We’ve got a lot of classes following this general command pattern:
class SomeCommand
import ['subcommand_a', 'subcommand_b']
def call(args)
dependency_a.(...)
# ... processing specific to this command ...
dependency_b.(...)
# ...
end
end
There are a lot of things I like about this pattern. It’s easy to test with dependency injection, I can re-use the subcommands elsewhere cleanly, and because there’s no per-call state in the object, dry-system can (could?) memoise and re-use it.

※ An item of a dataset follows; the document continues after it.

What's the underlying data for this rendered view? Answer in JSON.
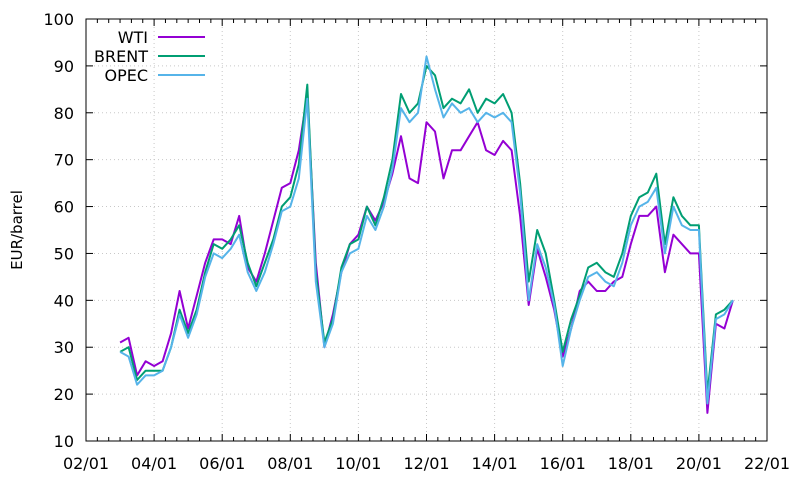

But sometimes subcommand_a
and subcommand_b
will both call the same expensive operation (e.g. a remote API request). Ideally I’d like to run this once, and use the result in both places.

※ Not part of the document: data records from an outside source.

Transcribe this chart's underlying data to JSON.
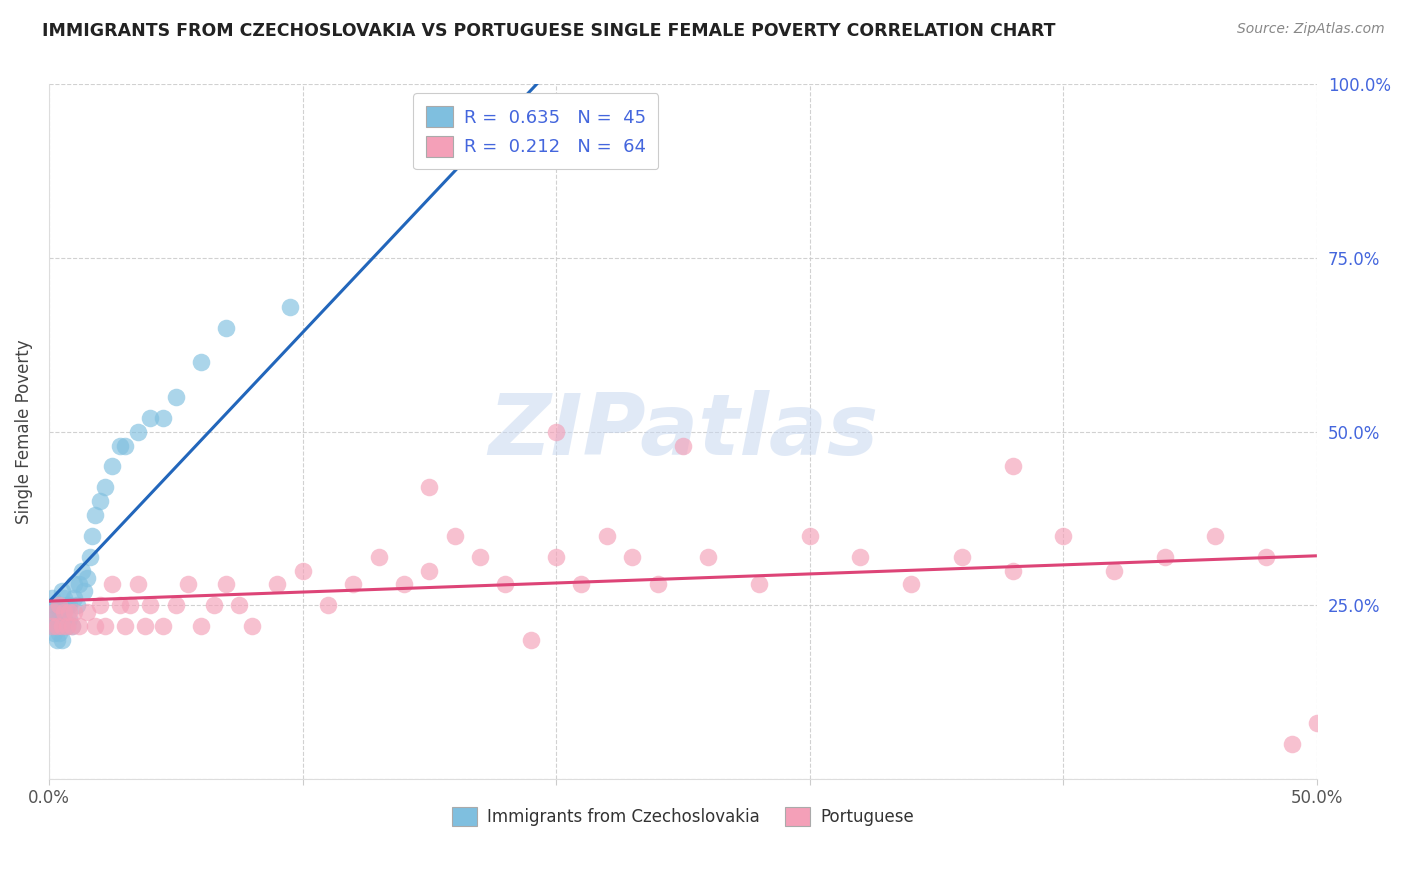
{
  "title": "IMMIGRANTS FROM CZECHOSLOVAKIA VS PORTUGUESE SINGLE FEMALE POVERTY CORRELATION CHART",
  "source": "Source: ZipAtlas.com",
  "ylabel": "Single Female Poverty",
  "blue_color": "#7fbfdf",
  "blue_edge_color": "#5599cc",
  "pink_color": "#f4a0b8",
  "pink_edge_color": "#e06080",
  "blue_line_color": "#2266bb",
  "pink_line_color": "#dd4477",
  "legend_text_color": "#4466dd",
  "right_axis_color": "#4466dd",
  "background_color": "#ffffff",
  "grid_color": "#cccccc",
  "title_color": "#222222",
  "source_color": "#888888",
  "ylabel_color": "#444444",
  "watermark_color": "#c8d8f0",
  "watermark_text": "ZIPatlas",
  "blue_x": [
    0.001,
    0.001,
    0.001,
    0.002,
    0.002,
    0.002,
    0.003,
    0.003,
    0.003,
    0.004,
    0.004,
    0.004,
    0.005,
    0.005,
    0.005,
    0.006,
    0.006,
    0.007,
    0.007,
    0.008,
    0.008,
    0.009,
    0.01,
    0.01,
    0.011,
    0.012,
    0.013,
    0.014,
    0.015,
    0.016,
    0.017,
    0.018,
    0.02,
    0.022,
    0.025,
    0.028,
    0.03,
    0.035,
    0.04,
    0.045,
    0.05,
    0.06,
    0.07,
    0.095,
    0.23
  ],
  "blue_y": [
    0.22,
    0.24,
    0.26,
    0.21,
    0.23,
    0.25,
    0.2,
    0.22,
    0.24,
    0.21,
    0.23,
    0.25,
    0.2,
    0.22,
    0.27,
    0.23,
    0.26,
    0.22,
    0.25,
    0.23,
    0.25,
    0.22,
    0.26,
    0.28,
    0.25,
    0.28,
    0.3,
    0.27,
    0.29,
    0.32,
    0.35,
    0.38,
    0.4,
    0.42,
    0.45,
    0.48,
    0.48,
    0.5,
    0.52,
    0.52,
    0.55,
    0.6,
    0.65,
    0.68,
    0.95
  ],
  "pink_x": [
    0.001,
    0.002,
    0.003,
    0.004,
    0.005,
    0.006,
    0.007,
    0.008,
    0.009,
    0.01,
    0.012,
    0.015,
    0.018,
    0.02,
    0.022,
    0.025,
    0.028,
    0.03,
    0.032,
    0.035,
    0.038,
    0.04,
    0.045,
    0.05,
    0.055,
    0.06,
    0.065,
    0.07,
    0.075,
    0.08,
    0.09,
    0.1,
    0.11,
    0.12,
    0.13,
    0.14,
    0.15,
    0.16,
    0.17,
    0.18,
    0.19,
    0.2,
    0.21,
    0.22,
    0.23,
    0.24,
    0.26,
    0.28,
    0.3,
    0.32,
    0.34,
    0.36,
    0.38,
    0.4,
    0.42,
    0.44,
    0.46,
    0.48,
    0.49,
    0.5,
    0.15,
    0.2,
    0.25,
    0.38
  ],
  "pink_y": [
    0.22,
    0.24,
    0.22,
    0.25,
    0.22,
    0.24,
    0.22,
    0.24,
    0.22,
    0.24,
    0.22,
    0.24,
    0.22,
    0.25,
    0.22,
    0.28,
    0.25,
    0.22,
    0.25,
    0.28,
    0.22,
    0.25,
    0.22,
    0.25,
    0.28,
    0.22,
    0.25,
    0.28,
    0.25,
    0.22,
    0.28,
    0.3,
    0.25,
    0.28,
    0.32,
    0.28,
    0.3,
    0.35,
    0.32,
    0.28,
    0.2,
    0.32,
    0.28,
    0.35,
    0.32,
    0.28,
    0.32,
    0.28,
    0.35,
    0.32,
    0.28,
    0.32,
    0.3,
    0.35,
    0.3,
    0.32,
    0.35,
    0.32,
    0.05,
    0.08,
    0.42,
    0.5,
    0.48,
    0.45
  ]
}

I could add an argument, like so:
def call(id, args)
cached = expensive_operation(id)
dependency_a.(..., cached)
# ...
dependency_b.(..., cached)
# ...
end
But if there’s a lot of existing arguments, this gets quite verbose. It also breaks abstraction: if A calls B, B calls C, and C’s implementation changes to need expensive_operation
, all of them need extra parameters.
I’ve also considered a full-fledged cache in the expensive_operation
code, but that raises the spectre of cache expiry. Right now I only keep the expensive data for one call so I haven’t had to worry about that.
How have other people handled this situation? Is there some principle or tool I’m missing that would help?